Isolation of a select character or group of characters intensifies the most ordinary circumstances into suspenseful ones. Consider all those closed-room murder mysteries by Agatha Christie, as well as stuck-on-a-boat adventure tales such as Jack London’s The Sea Wolf and Yann Martel’s Life of Pi.
Plays can be great venues for the isolation breed of suspense—by default we have characters in close proximity to one another onstage, and we know rats in a cage will fight eventually. How else might you create isolation—which, by the way, can be temporary? How about a stuck elevator, a sudden storm, even a flat tire?
20. Throw a monkey wrench.
When you use an accident in an overt attempt to try to write yourself out of a jam, your readers will squawk. In public. In their reviews on Amazon.

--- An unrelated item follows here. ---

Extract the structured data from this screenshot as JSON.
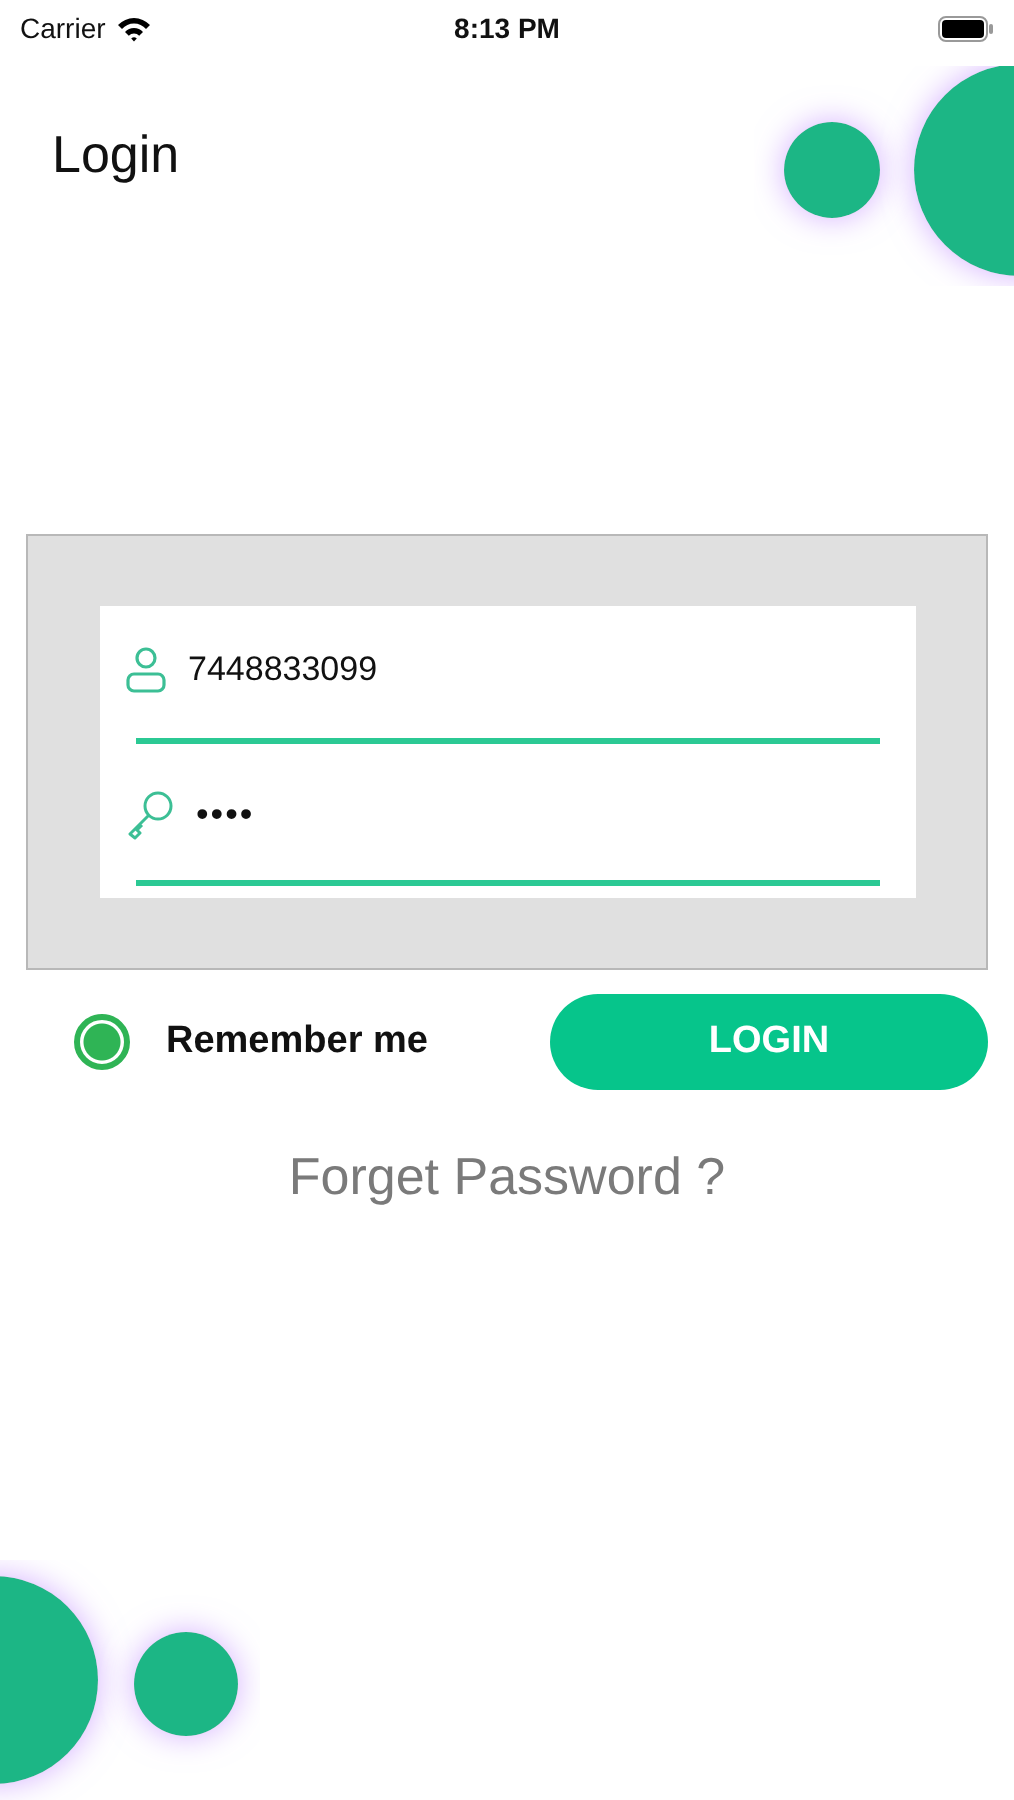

On Goodreads.
The fact remains, however, that accidents do happen. And a sudden, unexpected disaster instantly ramps up tension. Plausibility is the key.
It’s certainly plausible for a young, green getaway car driver to panic and crash into a hotel … maybe even the same one that’s hosting the police chief convention, forcing the gang to separate as they flee on foot. It’s plausible that the mob capo will insist that the assassination be moved up a day when his daughter goes into labor with his first grandchild, in spite of the fact that the groundwork hasn’t been properly laid yet.
21. Get your head into it.
My routine for developing notes, ideas, and a working outline for a Writer’s Digest article is to spend the day at a large urban library. In the case of this article, after completely losing myself in my subject of suspense, I broke for a nice little lunch at a nearby bistro. A fruit fly got too enticed by my glass of Rioja and drowned therein.
Fishing out the micro-corpse, I looked around furtively and wondered, “Oh, God, how will I dispose of the body?” I swear to you, for a moment I really felt I had something to hide.
This is exactly the frame of mind you as an author should cultivate, by living and breathing your writing. If you do it, you’ll have a great chance your readers will stick with you, breath bated, to the end.